Exploring the verticals
I made my bones as an open source developer, but today, I do a lot of what could be called sales or sales engineering. Doing this requires fun exercises, such as: "Which industries do we want to focus on?" I came up with financial services, health care, retail, and manufacturing. This was mainly a function of what we'd done before, where we are, and who calls us the most. According to the study, retail didn't make the short list of industries using Hadoop, despite producing many early success stories.
Manufacturing, consulting, telecommunications, financial services and health care all made the list. In my opinion, the opportunities are growing quickest in financial services and health care.
You'd expect financial services companies to be relatively mature users of Hadoop, but that seems to hold true only for the top-tier banks. The next level of clients are barely kicking the tires, but want what the big boys have. Meanwhile, the Affordable Care Act has driven the need for "meaningful use" of electronic medical records. This involves data from disparate systems -- for infection control, population health management, and so on.
Actually deriving meaningful information means consolidating data from multiple data sources. That sounds a lot like data consolidation, data lakes, and BI, doesn't it?
The talent gap
If Gartner had been right about Hadoop stalling, it wouldn't be such a problem to find people with Hadoop skills. I can tell you recruiting experienced Hadoop people is not easy, and once you train them, you have to pay them well and keep them engaged as 1,000 recruiters descend upon them.
According to AtScale's survey, 61 percent of respondents view the talent pool as the biggest challenge to adoption. This doesn't change once customers adopt Hadoop, although they find that management, security, performance, governance, and accessibility are bigger issues than they realized.
A brighter picture
In the AtScale study, 49 percent of respondents have already achieved value and 45 percent are optimistic about achieving it. Only 6 percent are pessimistic, and 3 percent plan to use Hadoop less in the future. Are these numbers too rosy to be believed? Probably.

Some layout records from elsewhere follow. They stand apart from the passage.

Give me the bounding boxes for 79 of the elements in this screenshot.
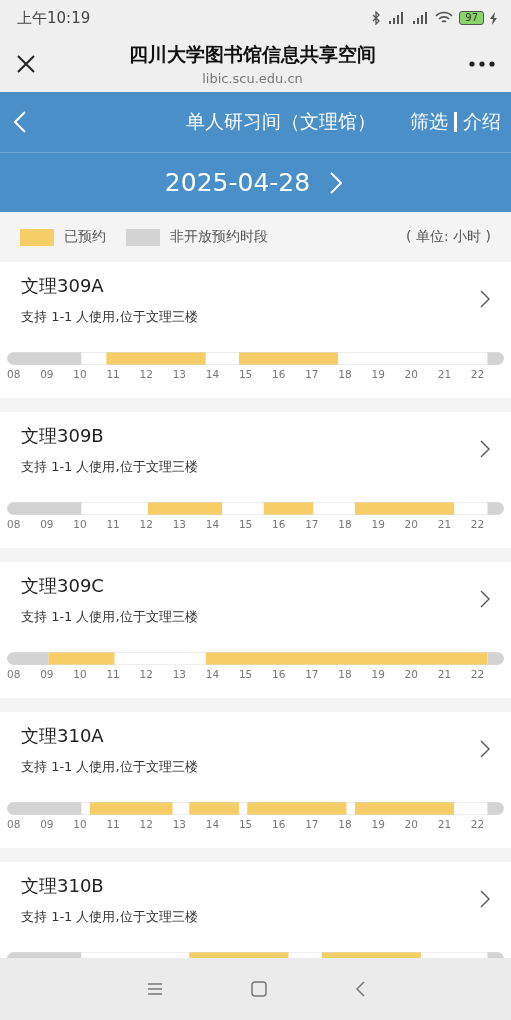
page-title: 四川大学图书馆信息共享空间 [129, 42, 376, 67]
hour-label: 14 [205, 668, 220, 680]
hour-label: 19 [371, 668, 385, 680]
hour-label: 11 [106, 818, 120, 830]
legend-label: 非开放预约时段 [170, 228, 268, 246]
hour-label: 20 [404, 518, 418, 530]
hour-label: 18 [338, 368, 352, 380]
hour-label: 15 [238, 668, 253, 680]
hour-label: 12 [139, 518, 153, 530]
hour-label: 11 [106, 518, 120, 530]
hour-label: 08 [7, 818, 21, 830]
hour-label: 17 [305, 368, 319, 380]
hour-label: 22 [470, 818, 485, 830]
hour-label: 17 [305, 818, 319, 830]
hour-label: 15 [238, 818, 253, 830]
hour-label: 16 [272, 518, 286, 530]
hour-label: 14 [205, 818, 220, 830]
hour-label: 12 [139, 818, 153, 830]
hour-label: 08 [7, 368, 21, 380]
nav-title: 单人研习间（文理馆） [185, 109, 376, 134]
hour-label: 09 [40, 668, 54, 680]
room-name: 文理309B [21, 424, 105, 448]
hour-label: 22 [470, 668, 485, 680]
status-time: 上午10:19 [17, 8, 91, 28]
hour-label: 10 [73, 368, 87, 380]
hour-label: 18 [338, 818, 352, 830]
room-description: 支持 1-1 人使用,位于文理三楼 [21, 758, 199, 776]
date-label: 2025-04-28 [164, 168, 311, 197]
hour-label: 09 [40, 518, 54, 530]
hour-label: 19 [371, 818, 385, 830]
hour-label: 17 [305, 668, 319, 680]
hour-label: 11 [106, 668, 120, 680]
room-name: 文理309C [21, 574, 105, 598]
hour-label: 22 [470, 518, 485, 530]
hour-label: 21 [437, 668, 452, 680]
hour-label: 20 [404, 668, 418, 680]
hour-label: 21 [437, 368, 452, 380]
hour-label: 13 [172, 518, 187, 530]
hour-label: 12 [139, 368, 153, 380]
hour-label: 12 [139, 668, 153, 680]
hour-label: 13 [172, 668, 187, 680]
room-description: 支持 1-1 人使用,位于文理三楼 [21, 908, 199, 926]
hour-label: 18 [338, 518, 352, 530]
room-name: 文理310B [21, 874, 105, 898]
hour-label: 22 [470, 368, 485, 380]
hour-label: 14 [205, 518, 220, 530]
room-description: 支持 1-1 人使用,位于文理三楼 [21, 458, 199, 476]
hour-label: 09 [40, 818, 54, 830]
hour-label: 18 [338, 668, 352, 680]
room-description: 支持 1-1 人使用,位于文理三楼 [21, 308, 199, 326]
hour-label: 19 [371, 518, 385, 530]
hour-label: 15 [238, 518, 253, 530]
hour-label: 14 [205, 368, 220, 380]
hour-label: 09 [40, 368, 54, 380]
hour-label: 13 [172, 368, 187, 380]
hour-label: 08 [7, 668, 21, 680]
hour-label: 16 [272, 368, 286, 380]
hour-label: 13 [172, 818, 187, 830]
hour-label: 10 [73, 818, 87, 830]
hour-label: 19 [371, 368, 385, 380]
page-url: libic.scu.edu.cn [202, 71, 303, 86]
hour-label: 20 [404, 368, 418, 380]
hour-label: 08 [7, 518, 21, 530]
hour-label: 17 [305, 518, 319, 530]
hour-label: 16 [272, 668, 286, 680]
hour-label: 21 [437, 518, 452, 530]
hour-label: 10 [73, 668, 87, 680]
unit-label: ( 单位: 小时 ) [406, 228, 491, 246]
hour-label: 15 [238, 368, 253, 380]
hour-label: 10 [73, 518, 87, 530]
battery-level: 97 [459, 11, 484, 25]
hour-label: 16 [272, 818, 286, 830]
legend-label: 已预约 [64, 228, 106, 246]
hour-label: 21 [437, 818, 452, 830]
hour-label: 20 [404, 818, 418, 830]
room-name: 文理310A [21, 724, 105, 748]
room-name: 文理309A [21, 274, 105, 298]
hour-label: 11 [106, 368, 120, 380]
room-description: 支持 1-1 人使用,位于文理三楼 [21, 608, 199, 626]
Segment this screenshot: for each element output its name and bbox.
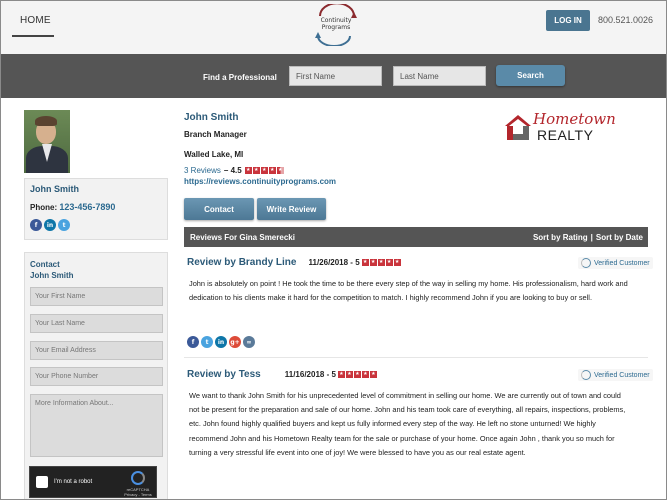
recaptcha-icon [131, 471, 145, 485]
find-professional-bar: Find a Professional First Name Last Name… [0, 54, 667, 98]
star-icon: ★ [244, 167, 252, 174]
review-date: 11/26/2018 - 5 ★ ★ ★ ★ ★ [308, 258, 401, 267]
last-name-search-input[interactable]: Last Name [393, 66, 486, 86]
last-name-field[interactable]: Your Last Name [30, 314, 163, 333]
star-icon: ★ [252, 167, 260, 174]
sort-links: Sort by Rating | Sort by Date [532, 233, 643, 242]
review-body: We want to thank John Smith for his unpr… [189, 391, 626, 457]
logo-text: Continuity Programs [320, 17, 352, 31]
star-icon: ★ [353, 371, 361, 378]
star-icon: ★ [361, 371, 369, 378]
star-icon: ★ [260, 167, 268, 174]
recaptcha-label: I'm not a robot [54, 479, 93, 485]
review-date: 11/16/2018 - 5 ★ ★ ★ ★ ★ [284, 370, 377, 379]
reviews-header-bar: Reviews For Gina Smerecki Sort by Rating… [184, 227, 648, 247]
linkedin-icon[interactable]: in [44, 219, 56, 231]
sort-by-rating-link[interactable]: Sort by Rating [533, 233, 588, 242]
agent-photo [24, 110, 70, 173]
star-icon: ★ [369, 371, 377, 378]
verified-customer-badge: Verified Customer [578, 257, 653, 269]
agent-name: John Smith [30, 184, 79, 194]
star-icon: ★ [377, 259, 385, 266]
google-plus-icon[interactable]: g+ [229, 336, 241, 348]
rating-score: – 4.5 [223, 166, 242, 175]
email-field[interactable]: Your Email Address [30, 341, 163, 360]
verified-customer-badge: Verified Customer [578, 369, 653, 381]
star-icon: ★ [268, 167, 276, 174]
review-header: Review by Tess 11/16/2018 - 5 ★ ★ ★ ★ ★ [187, 369, 377, 380]
phone-field[interactable]: Your Phone Number [30, 367, 163, 386]
review-stars: ★ ★ ★ ★ ★ [361, 259, 401, 266]
nav-active-underline [12, 35, 54, 37]
profile-title: Branch Manager [184, 130, 247, 139]
hometown-realty-logo: Hometown REALTY [503, 110, 616, 146]
star-icon: ★ [393, 259, 401, 266]
contact-form-title: Contact John Smith [30, 260, 74, 280]
review-divider [184, 357, 648, 358]
facebook-icon[interactable]: f [30, 219, 42, 231]
review-header: Review by Brandy Line 11/26/2018 - 5 ★ ★ ★… [187, 257, 401, 268]
recaptcha-widget: I'm not a robot reCAPTCHA Privacy - Term… [29, 466, 157, 498]
search-button[interactable]: Search [496, 65, 565, 86]
profile-name: John Smith [184, 112, 239, 123]
star-half-icon: ★ [276, 167, 284, 174]
find-professional-label: Find a Professional [203, 73, 277, 82]
profile-location: Walled Lake, MI [184, 150, 244, 159]
write-review-button[interactable]: Write Review [257, 198, 326, 220]
login-button[interactable]: LOG IN [546, 10, 590, 31]
linkedin-icon[interactable]: in [215, 336, 227, 348]
review-share-links: f t in g+ ∞ [187, 336, 255, 348]
recaptcha-checkbox[interactable] [36, 476, 48, 488]
twitter-icon[interactable]: t [201, 336, 213, 348]
star-icon: ★ [361, 259, 369, 266]
profile-rating: 3 Reviews – 4.5 ★ ★ ★ ★ ★ [184, 166, 284, 175]
rating-stars: ★ ★ ★ ★ ★ [244, 167, 284, 174]
top-header: HOME Continuity Programs LOG IN 800.521.… [0, 0, 667, 54]
first-name-field[interactable]: Your First Name [30, 287, 163, 306]
sort-by-date-link[interactable]: Sort by Date [596, 233, 643, 242]
brand-name: Hometown [533, 110, 616, 128]
profile-url-link[interactable]: https://reviews.continuityprograms.com [184, 177, 336, 186]
facebook-icon[interactable]: f [187, 336, 199, 348]
agent-phone: Phone: 123-456-7890 [30, 202, 116, 212]
star-icon: ★ [345, 371, 353, 378]
review-stars: ★ ★ ★ ★ ★ [337, 371, 377, 378]
contact-form: Contact John Smith Your First Name Your … [24, 252, 168, 500]
agent-phone-link[interactable]: 123-456-7890 [59, 202, 115, 212]
first-name-search-input[interactable]: First Name [289, 66, 382, 86]
verified-icon [581, 370, 591, 380]
reviews-count-link[interactable]: 3 Reviews [184, 166, 221, 175]
contact-button[interactable]: Contact [184, 198, 254, 220]
more-info-textarea[interactable]: More Information About... [30, 394, 163, 457]
reviews-for-title: Reviews For Gina Smerecki [190, 233, 295, 242]
star-icon: ★ [337, 371, 345, 378]
header-phone[interactable]: 800.521.0026 [598, 15, 653, 25]
twitter-icon[interactable]: t [58, 219, 70, 231]
review-author: Review by Brandy Line [187, 257, 297, 268]
agent-social-links: f in t [30, 219, 70, 231]
brand-subname: REALTY [537, 127, 594, 143]
star-icon: ★ [385, 259, 393, 266]
verified-icon [581, 258, 591, 268]
agent-card: John Smith Phone: 123-456-7890 f in t [24, 178, 168, 240]
recaptcha-brand: reCAPTCHA Privacy - Terms [124, 487, 152, 497]
star-icon: ★ [369, 259, 377, 266]
link-icon[interactable]: ∞ [243, 336, 255, 348]
review-author: Review by Tess [187, 369, 261, 380]
review-body: John is absolutely on point ! He took th… [189, 279, 628, 303]
nav-home-link[interactable]: HOME [20, 15, 51, 26]
house-icon [505, 115, 531, 140]
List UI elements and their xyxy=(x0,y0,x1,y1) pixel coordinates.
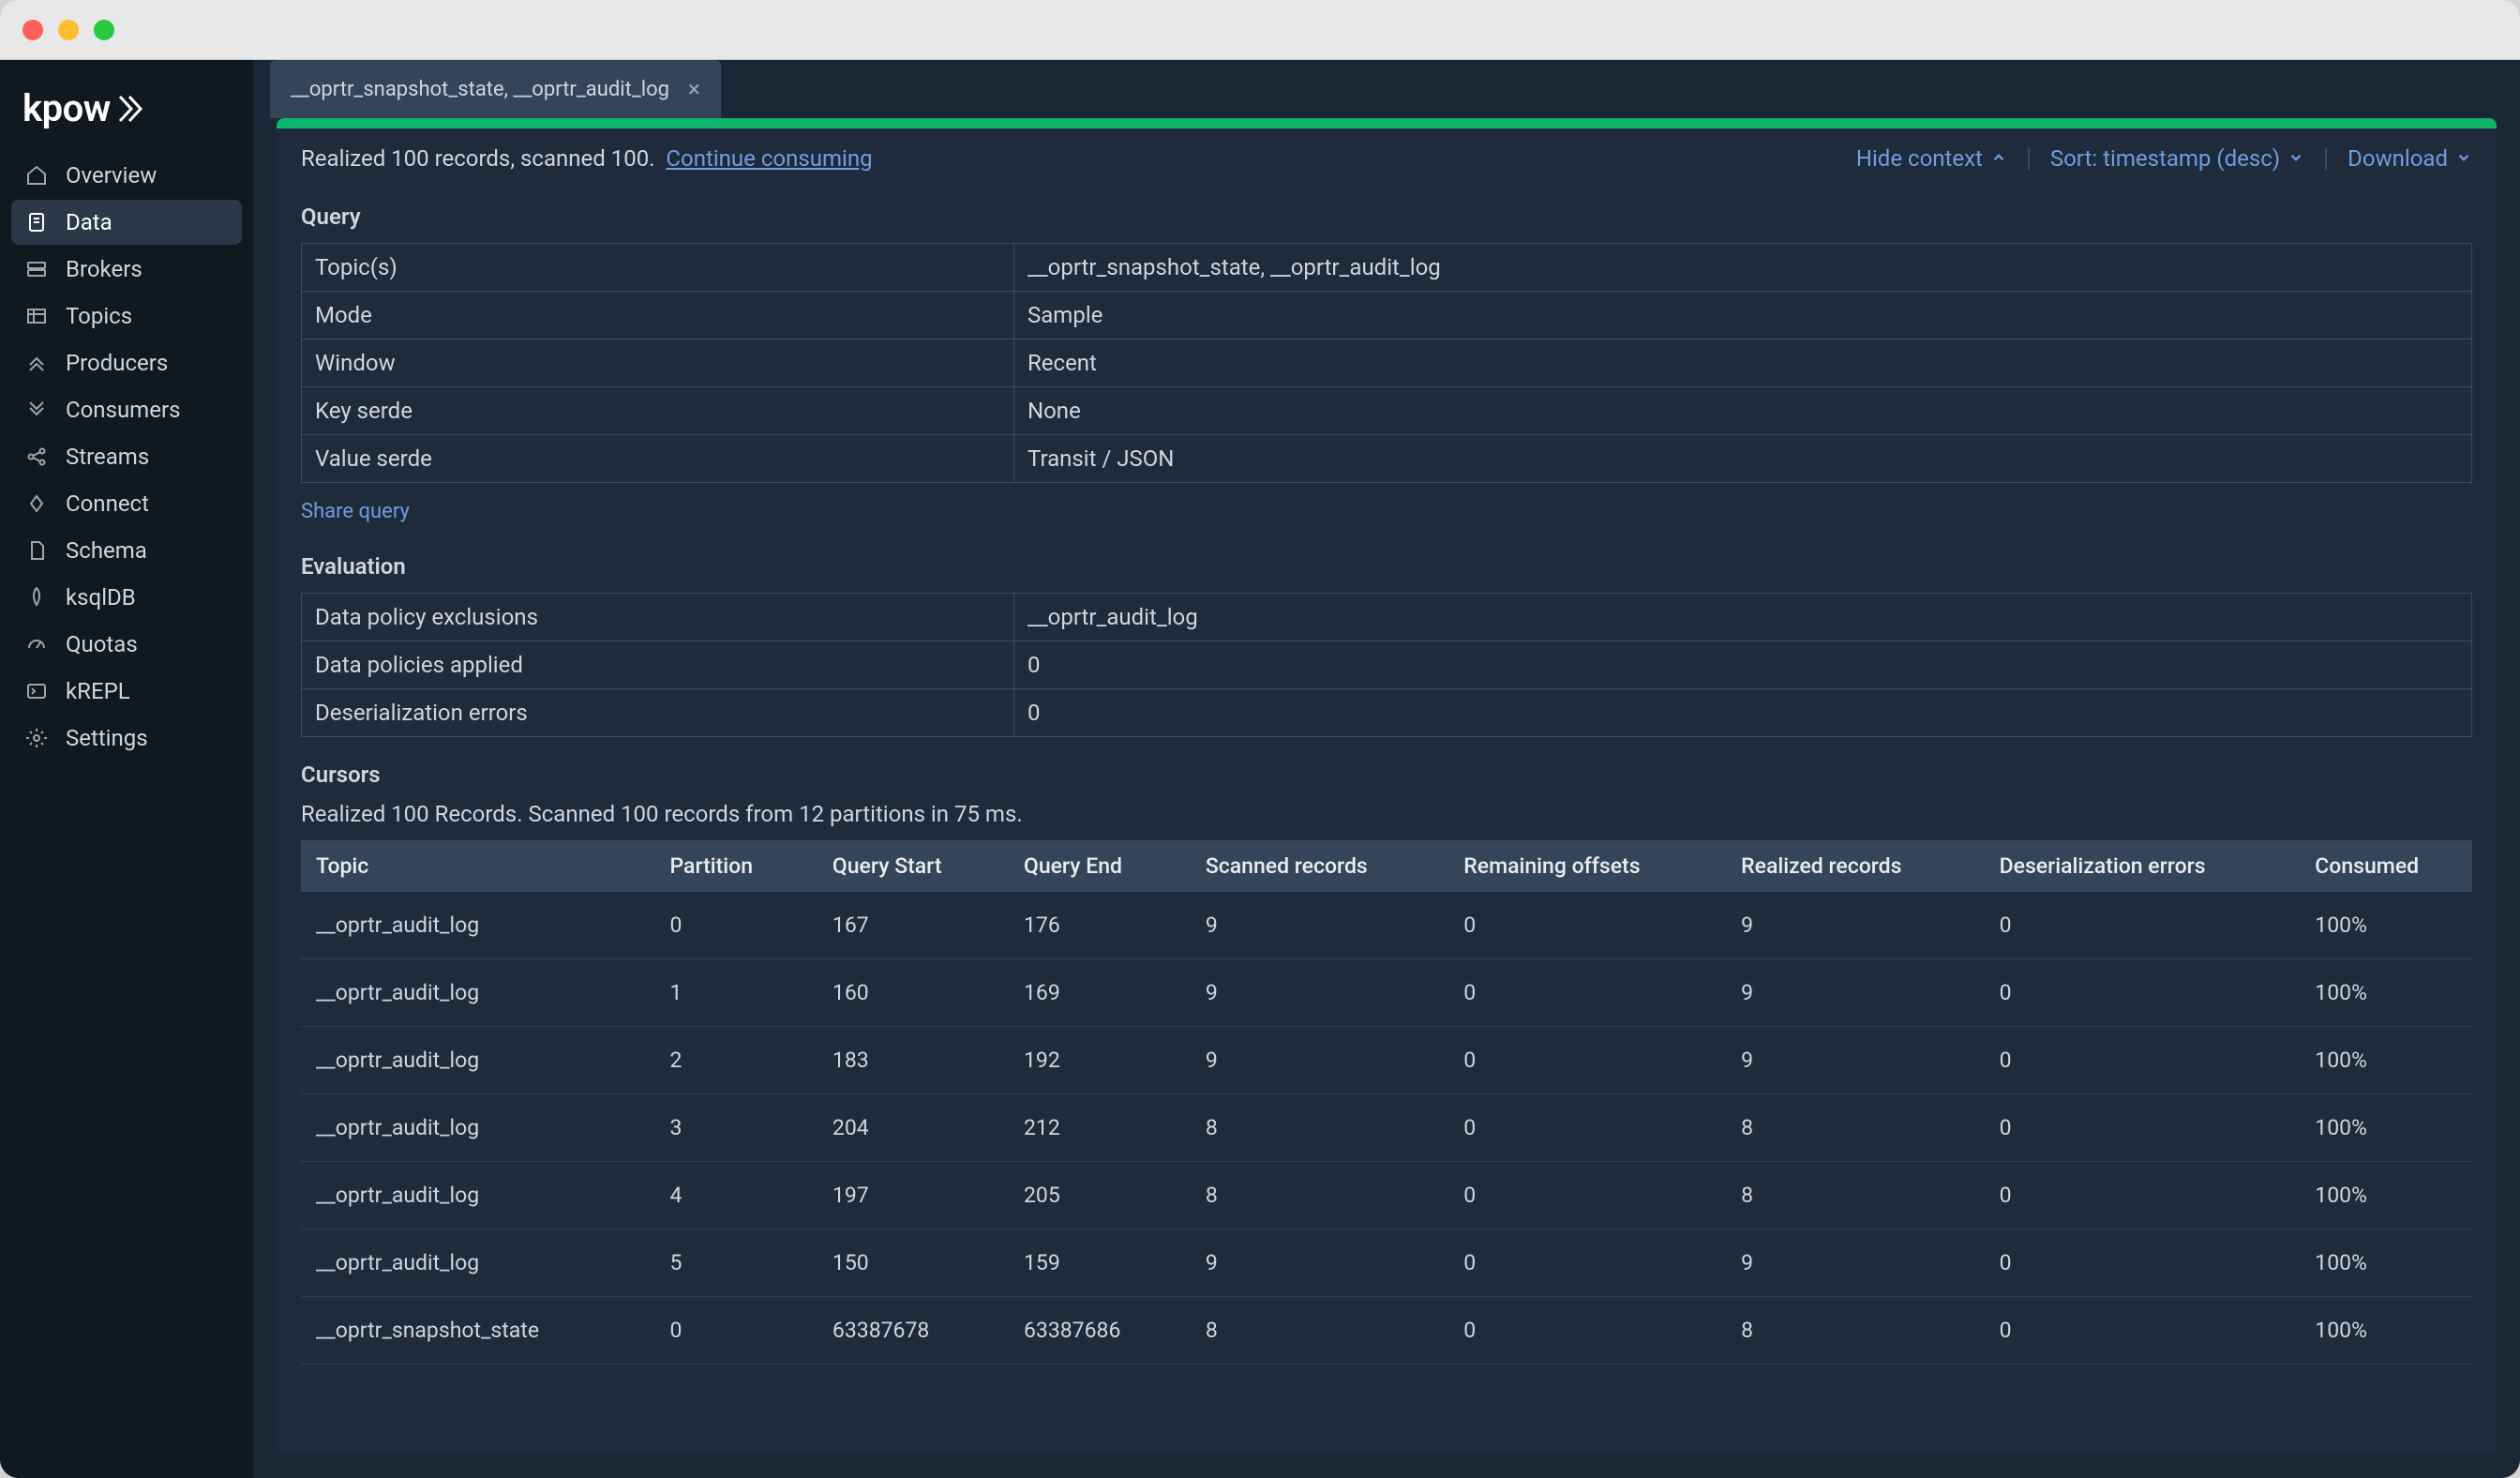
sidebar-item-krepl[interactable]: kREPL xyxy=(11,669,242,714)
status-text: Realized 100 records, scanned 100. Conti… xyxy=(301,145,873,172)
sidebar-item-connect[interactable]: Connect xyxy=(11,481,242,526)
continue-consuming-link[interactable]: Continue consuming xyxy=(666,145,872,172)
sidebar-item-label: Connect xyxy=(66,490,149,517)
table-row[interactable]: __oprtr_audit_log41972058080100% xyxy=(301,1162,2472,1229)
sidebar-item-label: Schema xyxy=(66,537,147,564)
table-row[interactable]: __oprtr_audit_log21831929090100% xyxy=(301,1027,2472,1094)
sidebar-item-label: Producers xyxy=(66,350,168,376)
sidebar-item-ksqldb[interactable]: ksqlDB xyxy=(11,575,242,620)
sidebar-item-overview[interactable]: Overview xyxy=(11,153,242,198)
result-card: Realized 100 records, scanned 100. Conti… xyxy=(277,118,2497,1455)
tabs-bar: __oprtr_snapshot_state, __oprtr_audit_lo… xyxy=(253,60,2520,118)
table-row[interactable]: __oprtr_audit_log32042128080100% xyxy=(301,1094,2472,1162)
chevron-down-icon xyxy=(2288,145,2304,172)
chevron-up-icon xyxy=(1990,145,2007,172)
table-row: Data policies applied0 xyxy=(302,641,2472,689)
down-arrows-icon xyxy=(24,398,49,422)
sidebar-item-quotas[interactable]: Quotas xyxy=(11,622,242,667)
status-bar: Realized 100 records, scanned 100. Conti… xyxy=(277,128,2497,190)
section-title: Evaluation xyxy=(301,553,2472,580)
window-minimize-button[interactable] xyxy=(58,20,79,40)
sort-button[interactable]: Sort: timestamp (desc) xyxy=(2050,145,2304,172)
section-title: Query xyxy=(301,204,2472,230)
table-header-row: Topic Partition Query Start Query End Sc… xyxy=(301,840,2472,892)
hide-context-button[interactable]: Hide context xyxy=(1856,145,2007,172)
table-icon xyxy=(24,304,49,328)
window-close-button[interactable] xyxy=(22,20,43,40)
sidebar-item-data[interactable]: Data xyxy=(11,200,242,245)
gauge-icon xyxy=(24,632,49,656)
section-title: Cursors xyxy=(301,762,2472,788)
cursors-summary: Realized 100 Records. Scanned 100 record… xyxy=(301,801,2472,827)
table-row: Data policy exclusions__oprtr_audit_log xyxy=(302,594,2472,641)
evaluation-section: Evaluation Data policy exclusions__oprtr… xyxy=(277,540,2497,737)
table-row[interactable]: __oprtr_audit_log51501599090100% xyxy=(301,1229,2472,1297)
share-icon xyxy=(24,445,49,469)
sidebar-item-label: kREPL xyxy=(66,678,130,704)
up-arrows-icon xyxy=(24,351,49,375)
cursors-section: Cursors Realized 100 Records. Scanned 10… xyxy=(277,737,2497,1365)
table-row[interactable]: __oprtr_snapshot_state063387678633876868… xyxy=(301,1297,2472,1365)
table-row: Value serdeTransit / JSON xyxy=(302,435,2472,483)
sidebar-item-brokers[interactable]: Brokers xyxy=(11,247,242,292)
query-table: Topic(s)__oprtr_snapshot_state, __oprtr_… xyxy=(301,243,2472,483)
download-button[interactable]: Download xyxy=(2348,145,2472,172)
table-row: ModeSample xyxy=(302,292,2472,339)
sidebar-item-label: ksqlDB xyxy=(66,584,136,611)
progress-bar xyxy=(277,118,2497,128)
sidebar-item-topics[interactable]: Topics xyxy=(11,294,242,339)
connect-icon xyxy=(24,491,49,516)
sidebar-item-label: Overview xyxy=(66,162,157,189)
main-content: __oprtr_snapshot_state, __oprtr_audit_lo… xyxy=(253,60,2520,1478)
sidebar-item-consumers[interactable]: Consumers xyxy=(11,387,242,432)
sidebar-item-streams[interactable]: Streams xyxy=(11,434,242,479)
document-icon xyxy=(24,210,49,234)
sidebar-item-label: Brokers xyxy=(66,256,142,282)
table-row: Key serdeNone xyxy=(302,387,2472,435)
file-icon xyxy=(24,538,49,563)
logo: kpow xyxy=(0,71,253,153)
tab-active[interactable]: __oprtr_snapshot_state, __oprtr_audit_lo… xyxy=(270,60,721,118)
table-row: WindowRecent xyxy=(302,339,2472,387)
sidebar-item-label: Settings xyxy=(66,725,148,751)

Nonetheless, I'll bask in the glow of a survey that reflects what I've seen in the field: Brisk and constant adoption -- mainly for consolidation -- and a rapidly maturing technology that people get value from.
AtScale plans to do a follow-up survey. I hope to see a deeper view of companies that never bought Teradata and Netezza, how companies are using Spark, and whether they are buying hardware for Hadoop. Meanwhile, I'd love to hear from others in the Hadoop community about adoption levels, challenges, and opportunities going forward.